You don't have to believe it. We'll probably come up with something that works even better, eventually. But considering the paradoxical experimental results that it had to explain, this one works amazingly well. Anyway, that's my understanding of quantum field theory, after a one quarter course on the subject. Considering how badly I did on the homework, you should take this with heaping spoonfuls of salt. Not only might the theory be wrong, but I might very easily be misunderstanding huge parts of the theory. But if you promise not to consider me an expert, I do like sharing my interpretations.

5 comments:

Steven said...

There is a good book called "An Interpetive introduction to QFT' by Paul Teller that gives an excellent qualitative introduction to what's going on in QFT. There's not a whole lot of math so it's almost bedtime reading.

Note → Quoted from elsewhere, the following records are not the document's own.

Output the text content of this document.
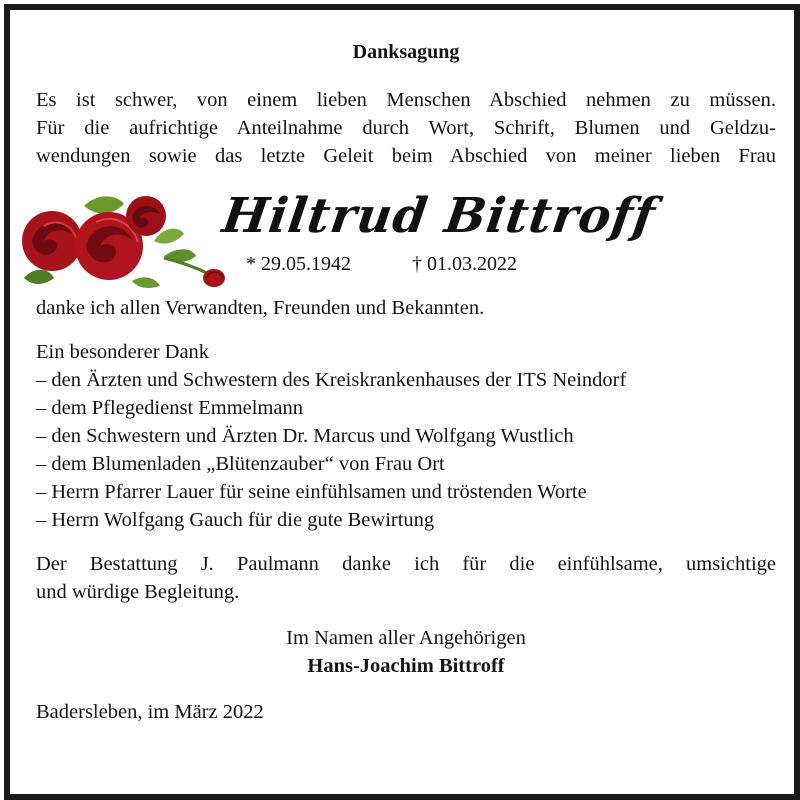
Danksagung

Es ist schwer, von einem lieben Menschen Abschied nehmen zu müssen.

Für die aufrichtige Anteilnahme durch Wort, Schrift, Blumen und Geldzu-

wendungen sowie das letzte Geleit beim Abschied von meiner lieben Frau

Hiltrud Bittroff
* 29.05.1942	† 01.03.2022

danke ich allen Verwandten, Freunden und Bekannten.

Ein besonderer Dank
– den Ärzten und Schwestern des Kreiskrankenhauses der ITS Neindorf
– dem Pflegedienst Emmelmann
– den Schwestern und Ärzten Dr. Marcus und Wolfgang Wustlich
– dem Blumenladen „Blütenzauber“ von Frau Ort
– Herrn Pfarrer Lauer für seine einfühlsamen und tröstenden Worte
– Herrn Wolfgang Gauch für die gute Bewirtung
Der Bestattung J. Paulmann danke ich für die einfühlsame, umsichtige
und würdige Begleitung.
Im Namen aller Angehörigen
Hans-Joachim Bittroff
Badersleben, im März 2022
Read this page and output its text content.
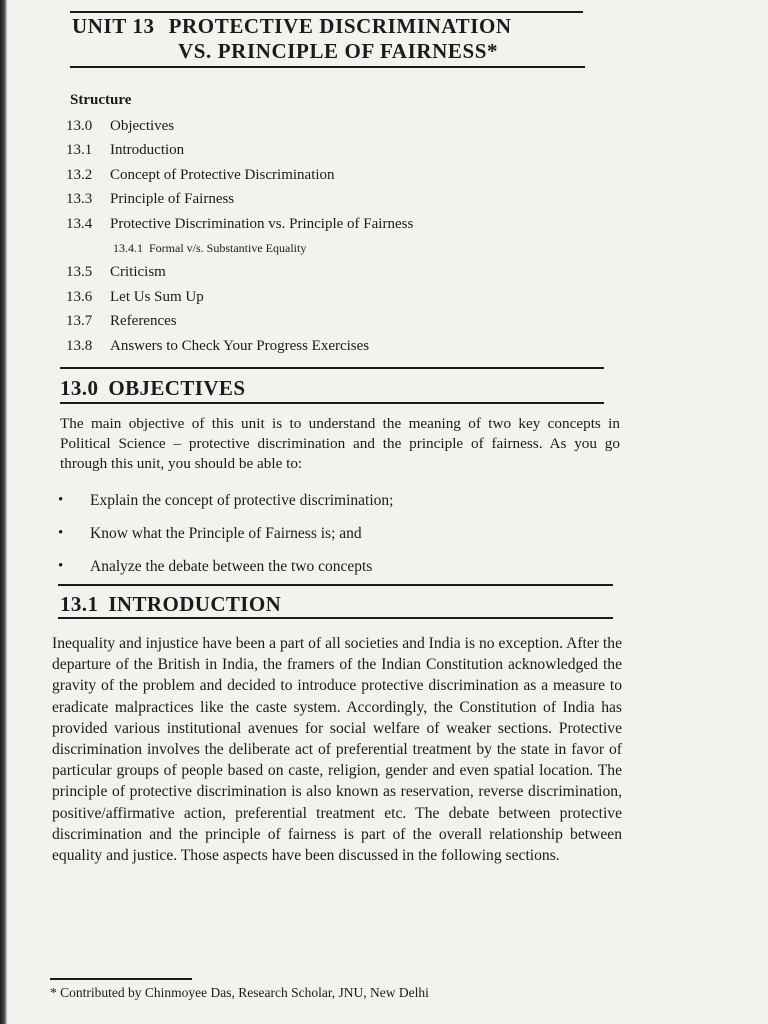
UNIT 13 PROTECTIVE DISCRIMINATION
VS. PRINCIPLE OF FAIRNESS*
Structure
13.0	Objectives
13.1	Introduction
13.2	Concept of Protective Discrimination
13.3	Principle of Fairness
13.4	Protective Discrimination vs. Principle of Fairness
13.4.1 Formal v/s. Substantive Equality
13.5	Criticism
13.6	Let Us Sum Up
13.7	References
13.8	Answers to Check Your Progress Exercises
13.0 OBJECTIVES
The main objective of this unit is to understand the meaning of two key concepts in Political Science – protective discrimination and the principle of fairness. As you go through this unit, you should be able to:
•	Explain the concept of protective discrimination;
•	Know what the Principle of Fairness is; and
•	Analyze the debate between the two concepts
13.1 INTRODUCTION
Inequality and injustice have been a part of all societies and India is no exception. After the departure of the British in India, the framers of the Indian Constitution acknowledged the gravity of the problem and decided to introduce protective discrimination as a measure to eradicate malpractices like the caste system. Accordingly, the Constitution of India has provided various institutional avenues for social welfare of weaker sections. Protective discrimination involves the deliberate act of preferential treatment by the state in favor of particular groups of people based on caste, religion, gender and even spatial location. The principle of protective discrimination is also known as reservation, reverse discrimination, positive/affirmative action, preferential treatment etc. The debate between protective discrimination and the principle of fairness is part of the overall relationship between equality and justice. Those aspects have been discussed in the following sections.
* Contributed by Chinmoyee Das, Research Scholar, JNU, New Delhi
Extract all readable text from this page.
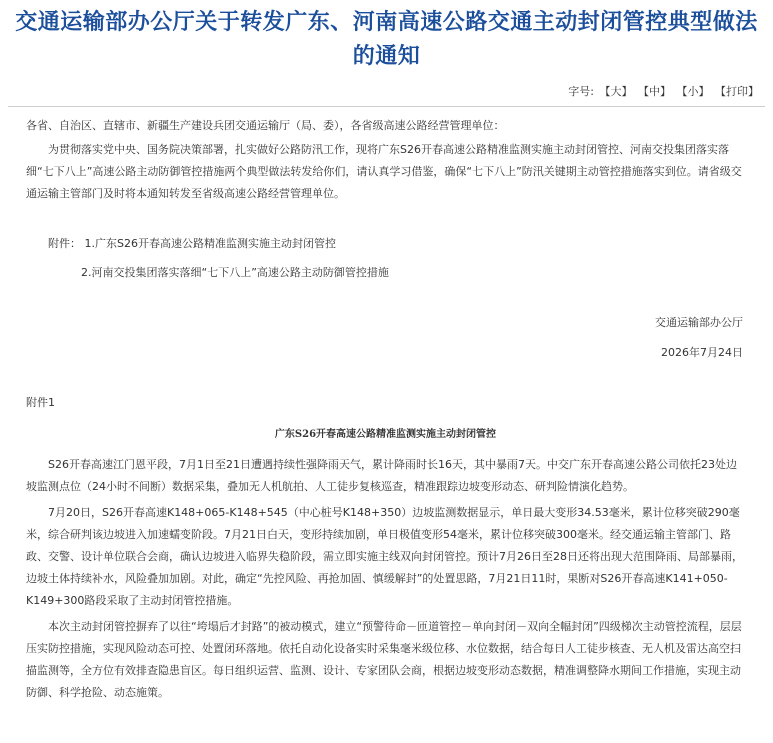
交通运输部办公厅关于转发广东、河南高速公路交通主动封闭管控典型做法的通知
字号: 【大】 【中】 【小】 【打印】
各省、自治区、直辖市、新疆生产建设兵团交通运输厅（局、委），各省级高速公路经营管理单位：

为贯彻落实党中央、国务院决策部署，扎实做好公路防汛工作，现将广东S26开春高速公路精准监测实施主动封闭管控、河南交投集团落实落细“七下八上”高速公路主动防御管控措施两个典型做法转发给你们，请认真学习借鉴，确保“七下八上”防汛关键期主动管控措施落实到位。请省级交通运输主管部门及时将本通知转发至省级高速公路经营管理单位。

附件： 1.广东S26开春高速公路精准监测实施主动封闭管控
2.河南交投集团落实落细“七下八上”高速公路主动防御管控措施
交通运输部办公厅
2026年7月24日
附件1
广东S26开春高速公路精准监测实施主动封闭管控

S26开春高速江门恩平段，7月1日至21日遭遇持续性强降雨天气，累计降雨时长16天，其中暴雨7天。中交广东开春高速公路公司依托23处边坡监测点位（24小时不间断）数据采集，叠加无人机航拍、人工徒步复核巡查，精准跟踪边坡变形动态、研判险情演化趋势。

7月20日，S26开春高速K148+065-K148+545（中心桩号K148+350）边坡监测数据显示，单日最大变形34.53毫米，累计位移突破290毫米，综合研判该边坡进入加速蠕变阶段。7月21日白天，变形持续加剧，单日极值变形54毫米，累计位移突破300毫米。经交通运输主管部门、路政、交警、设计单位联合会商，确认边坡进入临界失稳阶段，需立即实施主线双向封闭管控。预计7月26日至28日还将出现大范围降雨、局部暴雨，边坡土体持续补水，风险叠加加剧。对此，确定“先控风险、再抢加固、慎缓解封”的处置思路，7月21日11时，果断对S26开春高速K141+050-K149+300路段采取了主动封闭管控措施。

本次主动封闭管控摒弃了以往“垮塌后才封路”的被动模式，建立“预警待命－匝道管控－单向封闭－双向全幅封闭”四级梯次主动管控流程，层层压实防控措施，实现风险动态可控、处置闭环落地。依托自动化设备实时采集毫米级位移、水位数据，结合每日人工徒步核查、无人机及雷达高空扫描监测等，全方位有效排查隐患盲区。每日组织运营、监测、设计、专家团队会商，根据边坡变形动态数据，精准调整降水期间工作措施，实现主动防御、科学抢险、动态施策。
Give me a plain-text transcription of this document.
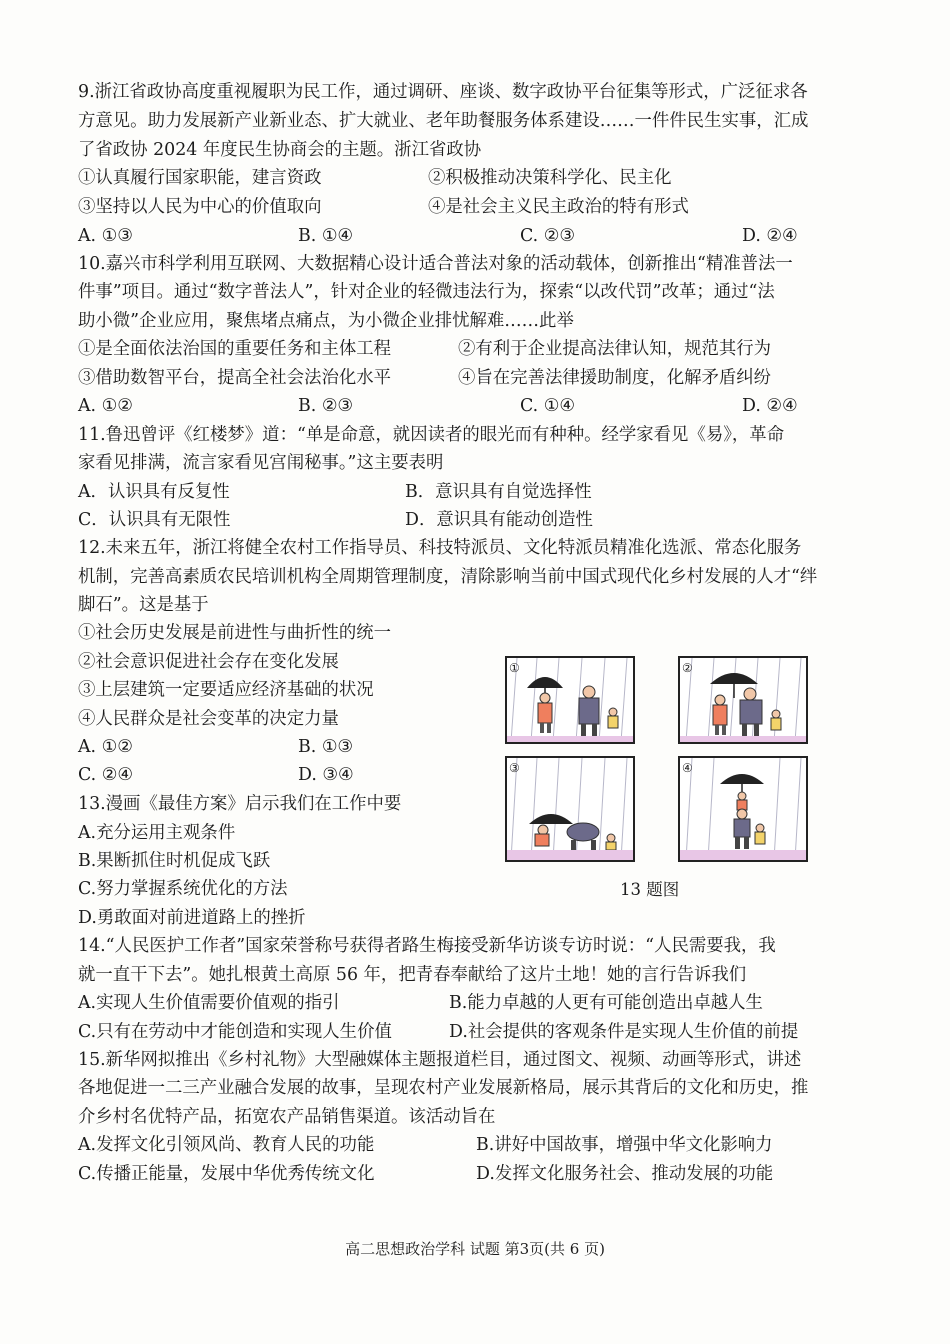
9.浙江省政协高度重视履职为民工作，通过调研、座谈、数字政协平台征集等形式，广泛征求各
方意见。助力发展新产业新业态、扩大就业、老年助餐服务体系建设……一件件民生实事，汇成
了省政协 2024 年度民生协商会的主题。浙江省政协
①认真履行国家职能，建言资政	②积极推动决策科学化、民主化
③坚持以人民为中心的价值取向	④是社会主义民主政治的特有形式
A. ①③	B. ①④	C. ②③	D. ②④
10.嘉兴市科学利用互联网、大数据精心设计适合普法对象的活动载体，创新推出“精准普法一
件事”项目。通过“数字普法人”，针对企业的轻微违法行为，探索“以改代罚”改革；通过“法
助小微”企业应用，聚焦堵点痛点，为小微企业排忧解难……此举
①是全面依法治国的重要任务和主体工程	②有利于企业提高法律认知，规范其行为
③借助数智平台，提高全社会法治化水平	④旨在完善法律援助制度，化解矛盾纠纷
A. ①②	B. ②③	C. ①④	D. ②④
11.鲁迅曾评《红楼梦》道：“单是命意，就因读者的眼光而有种种。经学家看见《易》，革命
家看见排满，流言家看见宫闱秘事。”这主要表明
A．认识具有反复性	B．意识具有自觉选择性
C．认识具有无限性	D．意识具有能动创造性
12.未来五年，浙江将健全农村工作指导员、科技特派员、文化特派员精准化选派、常态化服务
机制，完善高素质农民培训机构全周期管理制度，清除影响当前中国式现代化乡村发展的人才“绊
脚石”。这是基于
①社会历史发展是前进性与曲折性的统一
②社会意识促进社会存在变化发展
③上层建筑一定要适应经济基础的状况
④人民群众是社会变革的决定力量
A. ①②	B. ①③
C. ②④	D. ③④
13.漫画《最佳方案》启示我们在工作中要
A.充分运用主观条件
B.果断抓住时机促成飞跃
C.努力掌握系统优化的方法
D.勇敢面对前进道路上的挫折
①	②
③	④
13 题图
14.“人民医护工作者”国家荣誉称号获得者路生梅接受新华访谈专访时说：“人民需要我，我
就一直干下去”。她扎根黄土高原 56 年，把青春奉献给了这片土地！她的言行告诉我们
A.实现人生价值需要价值观的指引	B.能力卓越的人更有可能创造出卓越人生
C.只有在劳动中才能创造和实现人生价值	D.社会提供的客观条件是实现人生价值的前提
15.新华网拟推出《乡村礼物》大型融媒体主题报道栏目，通过图文、视频、动画等形式，讲述
各地促进一二三产业融合发展的故事，呈现农村产业发展新格局，展示其背后的文化和历史，推
介乡村名优特产品，拓宽农产品销售渠道。该活动旨在
A.发挥文化引领风尚、教育人民的功能	B.讲好中国故事，增强中华文化影响力
C.传播正能量，发展中华优秀传统文化	D.发挥文化服务社会、推动发展的功能
高二思想政治学科 试题 第3页(共 6 页)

Or you could just chug through Weinberg's books.

Simon said...

Keep sharing your interpretations - you're good at it.

Anonymous said...

This is perfect timing for your Christmas present. But you won't know why I say that til you open it. RM

Mary said...

There is a good book called "An Interpetive introduction to QFT' by Paul Teller that gives an excellent qualitative introduction to what's going on in QFT. There's not a whole lot of math so it's almost bedtime reading.So you say. I actually got that from the library right at the beginning... I think if I read it before bed, I might have nightmares.

Eric said...

Finally I'm jealous. I actually wish I was studying physics now. Maybe it was just IC, but 25 years ago almost everyone seemed to me to be totally hung up on particles being the reality and quantum thory just being a rather strange way of predicting their behaviour. That was a very fine explanation, and I found it reassuring that the universe I see isn't entirely unrelated to the interpretations of others.

I think it really helps to play music when it comes to understanding the nature of space time. To me it seems natural that seemingly random wave patterns should have nodes and harmonics, that they should be constrained to particular behaviours simply because that's the nature of a wave.